When the negative airlift is attached to the discharge of an extruder, the joining point is known as an extruder hood, or negative airlift hood, Thorn explained. Air drawn into the system washes across the face of the extruder die and cutter assembly, carrying away product along with the steam and heat generated during extrusion.
That airflow delivers multiple benefits, Thorn said. It manages the heat and steam produced during extrusion, and it produces a flash-drying effect at the product surface.
"You can see 3% to 5% reductions on its way to the dryer," he said, which lowers dryer duty and leaves the product surface drier and less prone to sticking or clumping. Once inside the pipeline, the material is isolated from outside influences, adding a measure of product safety.
Rethinking a key recontamination risk
The extruder hood has historically used a clamshell design that wraps around the extruder discharge and draws ambient air in from below, Thorn said. Over time, that ambient air has been identified as a key source of recontamination.
"If you consider the extruder to be a kill step when it's operated at a certain pressure and temperature, we generally consider the product coming off that extruder to be free from microbial contamination," Thorn said. "If you then reintroduce microbes to that material, it now has a chance to grow and become a problem further downstream."
That concern led to the sanitary air extruder hood, which brings in air from a remote source and introduces it to the product in an isolated environment before using it to convey the material to its destination, according to Thorn. He outlined several benefits of the design, beginning with isolation that prevents outside contact with product after the kill step.
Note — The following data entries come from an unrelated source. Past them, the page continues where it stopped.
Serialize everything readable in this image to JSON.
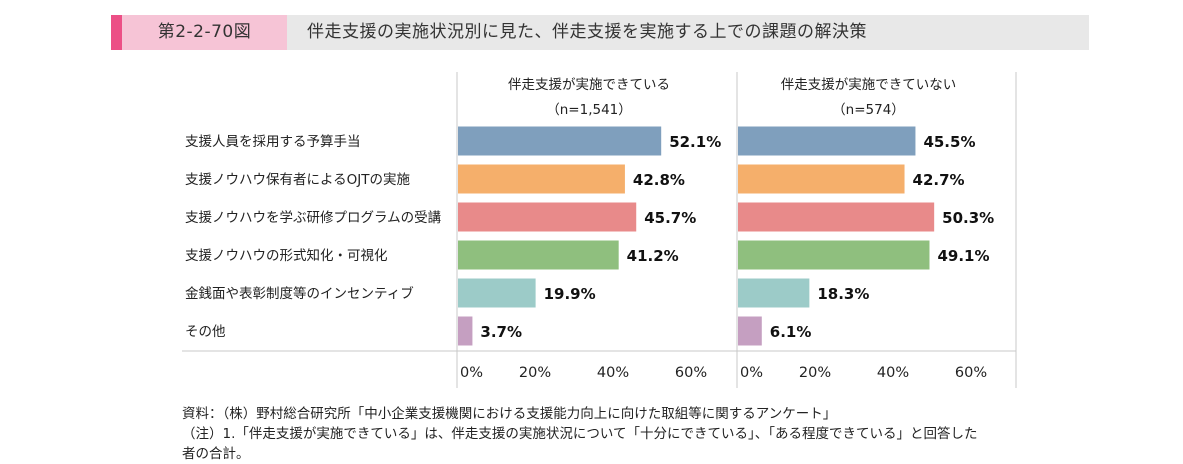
{
  "figure": {
    "label": "第2-2-70図",
    "title": "伴走支援の実施状況別に見た、伴走支援を実施する上での課題の解決策"
  },
  "chart_data": {
    "type": "bar",
    "orientation": "horizontal",
    "categories": [
      "支援人員を採用する予算手当",
      "支援ノウハウ保有者によるOJTの実施",
      "支援ノウハウを学ぶ研修プログラムの受講",
      "支援ノウハウの形式知化・可視化",
      "金銭面や表彰制度等のインセンティブ",
      "その他"
    ],
    "category_colors": [
      "#7f9fbd",
      "#f5af6b",
      "#e88a8a",
      "#8fbf7e",
      "#9ccbc8",
      "#c59fc1"
    ],
    "panels": [
      {
        "title_line1": "伴走支援が実施できている",
        "title_line2": "（n=1,541）",
        "values": [
          52.1,
          42.8,
          45.7,
          41.2,
          19.9,
          3.7
        ],
        "value_labels": [
          "52.1%",
          "42.8%",
          "45.7%",
          "41.2%",
          "19.9%",
          "3.7%"
        ]
      },
      {
        "title_line1": "伴走支援が実施できていない",
        "title_line2": "（n=574）",
        "values": [
          45.5,
          42.7,
          50.3,
          49.1,
          18.3,
          6.1
        ],
        "value_labels": [
          "45.5%",
          "42.7%",
          "50.3%",
          "49.1%",
          "18.3%",
          "6.1%"
        ]
      }
    ],
    "xlim": [
      0,
      70
    ],
    "ticks": [
      0,
      20,
      40,
      60
    ],
    "tick_labels": [
      "0%",
      "20%",
      "40%",
      "60%"
    ]
  },
  "footer": {
    "source": "資料：（株）野村総合研究所「中小企業支援機関における支援能力向上に向けた取組等に関するアンケート」",
    "note_line1": "（注）1.「伴走支援が実施できている」は、伴走支援の実施状況について「十分にできている」、「ある程度できている」と回答した",
    "note_line2": "者の合計。"
  }
}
The incoming air can be conditioned, with filtration ranging from a high MERV rating up to a HEPA filter, and its temperature can be controlled, Thorn said. Operators can also measure air volume directly, improving process control that many systems have historically handled only indirectly. Divert gates that were previously external to the hood are integrated into the sanitary design.
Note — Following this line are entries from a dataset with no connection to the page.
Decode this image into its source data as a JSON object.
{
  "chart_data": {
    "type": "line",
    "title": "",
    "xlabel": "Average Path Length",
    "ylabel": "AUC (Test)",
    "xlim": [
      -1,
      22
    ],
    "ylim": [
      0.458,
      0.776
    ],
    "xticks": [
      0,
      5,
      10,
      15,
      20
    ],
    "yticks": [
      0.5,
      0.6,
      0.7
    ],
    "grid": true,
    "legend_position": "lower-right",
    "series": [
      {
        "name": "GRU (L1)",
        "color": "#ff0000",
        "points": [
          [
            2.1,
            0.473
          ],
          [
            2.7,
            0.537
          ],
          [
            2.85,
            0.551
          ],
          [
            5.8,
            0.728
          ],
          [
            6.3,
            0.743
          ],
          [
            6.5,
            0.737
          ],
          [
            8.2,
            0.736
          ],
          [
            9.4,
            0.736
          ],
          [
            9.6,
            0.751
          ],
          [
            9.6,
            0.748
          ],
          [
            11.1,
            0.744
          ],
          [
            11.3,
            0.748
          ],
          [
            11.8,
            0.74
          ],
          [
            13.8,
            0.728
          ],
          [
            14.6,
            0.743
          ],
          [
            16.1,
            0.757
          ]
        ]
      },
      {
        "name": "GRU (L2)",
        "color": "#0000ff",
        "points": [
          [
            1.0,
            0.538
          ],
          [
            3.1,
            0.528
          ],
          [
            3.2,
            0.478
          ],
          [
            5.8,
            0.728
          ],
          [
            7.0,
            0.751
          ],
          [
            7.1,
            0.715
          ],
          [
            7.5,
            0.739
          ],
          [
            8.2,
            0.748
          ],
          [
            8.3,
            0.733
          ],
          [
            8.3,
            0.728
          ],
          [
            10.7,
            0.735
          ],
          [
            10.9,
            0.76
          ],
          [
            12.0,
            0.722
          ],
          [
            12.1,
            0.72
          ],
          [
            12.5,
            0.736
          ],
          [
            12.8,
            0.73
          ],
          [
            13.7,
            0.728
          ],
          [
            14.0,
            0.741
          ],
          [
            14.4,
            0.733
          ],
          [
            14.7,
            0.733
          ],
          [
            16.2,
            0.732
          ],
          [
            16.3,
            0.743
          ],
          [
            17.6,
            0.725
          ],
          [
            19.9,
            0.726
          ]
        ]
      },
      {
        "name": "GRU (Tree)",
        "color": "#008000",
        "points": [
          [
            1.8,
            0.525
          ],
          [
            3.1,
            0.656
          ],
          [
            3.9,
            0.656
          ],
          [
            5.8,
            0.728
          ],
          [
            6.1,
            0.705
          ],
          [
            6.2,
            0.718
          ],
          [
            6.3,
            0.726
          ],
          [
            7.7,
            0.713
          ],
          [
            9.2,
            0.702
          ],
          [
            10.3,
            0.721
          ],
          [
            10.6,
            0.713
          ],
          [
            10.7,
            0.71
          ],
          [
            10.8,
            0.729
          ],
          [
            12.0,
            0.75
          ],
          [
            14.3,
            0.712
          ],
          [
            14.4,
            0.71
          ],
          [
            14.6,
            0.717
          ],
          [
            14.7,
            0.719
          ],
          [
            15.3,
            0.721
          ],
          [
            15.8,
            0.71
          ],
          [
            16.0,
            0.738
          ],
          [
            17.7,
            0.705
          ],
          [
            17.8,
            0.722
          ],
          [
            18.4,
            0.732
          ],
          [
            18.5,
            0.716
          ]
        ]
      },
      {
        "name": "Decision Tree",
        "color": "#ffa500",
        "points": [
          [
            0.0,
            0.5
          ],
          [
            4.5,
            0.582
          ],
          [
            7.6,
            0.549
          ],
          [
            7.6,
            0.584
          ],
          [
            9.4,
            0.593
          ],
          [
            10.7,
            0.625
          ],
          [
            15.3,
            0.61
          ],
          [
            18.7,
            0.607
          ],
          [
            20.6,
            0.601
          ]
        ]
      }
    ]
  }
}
A further benefit involves room balancing, Thorn said. Each system draws roughly 3,000 to 5,000 cubic feet per minute, and multiple extrusion processes in a single room can strain a plant's HVAC system. Supplying air from an external source and then extracting it makes the system nearly neutral from a balancing standpoint. "It's almost immaterial to the HVAC system in terms of balancing," Thorn said. "It's basically one to one."
Building a fully sanitary takeaway system
Combined with other sanitary components, the hood forms what Thorn described as a fully sanitary air takeaway system. Air is drawn through a HEPA or advanced filter by a supply fan operating on a variable frequency drive, allowing active speed control, he said.
A gas-powered line heater can serve three functions, according to Thorn: offline burnouts that raise internal pipe temperatures to sanitize the system, preheating to prevent condensation when hot, wet material enters cold equipment, and added flash drying that reduces downstream dryer load.
At startup, hood gates divert off-grade material out the bottom until good product is achieved, at which point the gates flip to send material through the conveying line, Thorn said. He emphasized that gaps in the system create cleaning concerns.
"Each gap in a convey line is an opportunity for a harborage point," he said, adding that machine couplings creating a tight connection between pipes represent a process improvement.
Separation devices such as cyclones and rotary valves with demountable rotors that allow full access to interior surfaces make thorough cleaning easier, Thorn said.
"The more the equipment facilitates that cleaning, the more likely it is to be done correctly," he said. A fan pulls product from the hood discharge to the cyclone and discharges steam and heat, typically to the atmosphere.
Thorn recommended testing extruded materials before installation. Because wet extruded products cannot be stored or shipped, testing is often done at the use point or with surrogates, he said — materials that "look and act the same shape, same size, same density, but don't have that moisture content," with the results translated to field performance.